There were others, too, like “garlic” and “hydroxychloroquine” in 2020, that set off warning bells. Our information ecosystem is deeply flawed—but that’s a subject for another paper!

A similar pattern emerges for support expressions: in 2020, “lord”, “fauci”, “ventilators”, “quarantine”, “hope staying safe”, “wearing masks”, and “uncertain times” were salient. In 2019, “hospitality”, “duke”, “shift supervisor”, “tampa”, “customer service”, “manager retail”, and “traffic” (?) were salient.

Clinical validity and limitations

I’ve read enough papers by Dr. Munmun De Choudhury that I know to look for construct or clinical validity every time I see something about inferring mental health from social media. One of the great papers by both her and Dr. Stevie Chancellor is Methods in predictive techniques for mental health status on social media: a critical review.

Broadly, clinical validity refers to whether the thing we’re studying (language used on Twitter) actually corresponds to clinical concepts of interest (symptoms of e.g., depression, or expressions of emotional support). It’s easy to overlook this—one could naively ask the Twitter API for words like “sad” or “depressed” without checking to see if they were actually associated with symptoms of depression.

This paper establishes clinical validity early on. The classifiers used for mental health symptomatic expressions have an “87% agreement between machine-predicted labels and expert appraisal.” The classifiers for support expressions have agreements of 88% and 93%.

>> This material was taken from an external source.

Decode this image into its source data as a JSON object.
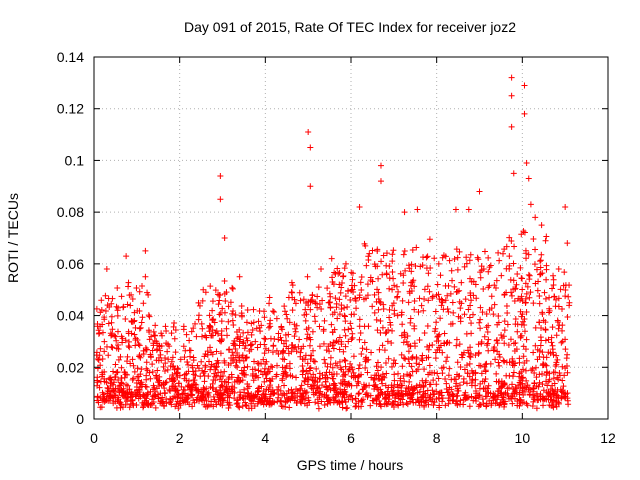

Finally, while not strictly related to clinical validity, the authors also discuss limitations of the Twitter Streaming API (it’s not transparent, they used only English-language posts, it’s not demographically representative, and it provides unique affordances that other social media platforms do not). Also, this is an observational study, not a true experiment, but the comparison against a similar time window means it’s stronger than a typical correlational study.

Discussion

What does this all mean? From the discussion:

Our study suggests that social media posts during the COVID-19 pandemic contain a significantly higher frequency of symptomatic mental health and support expressions than a comparable data set from the same period in the previous year.

It appears that COVID has amplified mental health risks and concerns. It also appears that it has increased expressions of support, possibly bringing people together and creating a sense of solidarity.

Suicide is multifaceted, and although economic loss is a risk factor, so are depression, isolation, and fear of the future. At the same time, the crisis is possibly creating a sense of belonging for individuals at risk for suicide, as stress and anxiety are normalized, and people come together to better support one another during a crisis.

I’m curious about these findings have changed throughout the year, and look forward to seeing more research emerge. Both the expressions of mental health status and of support decreased in volume over the study period, and I wonder if this trend continued.

Personally, while I experienced anxiety as the dominant emotion in the first half of the year, it’s being slowly replaced by feelings of isolation and depression. While this is all anecdotal, I don’t think it’s uncommon.

I quite enjoyed this paper. It was easy to follow and immediately relevant to what we’re currently experiencing. The figures and tables were high-quality. I appreciate the thoughtful approach taken to using social media data, understanding its limitations while also using its unique capabilities to study a large-scale shared experience.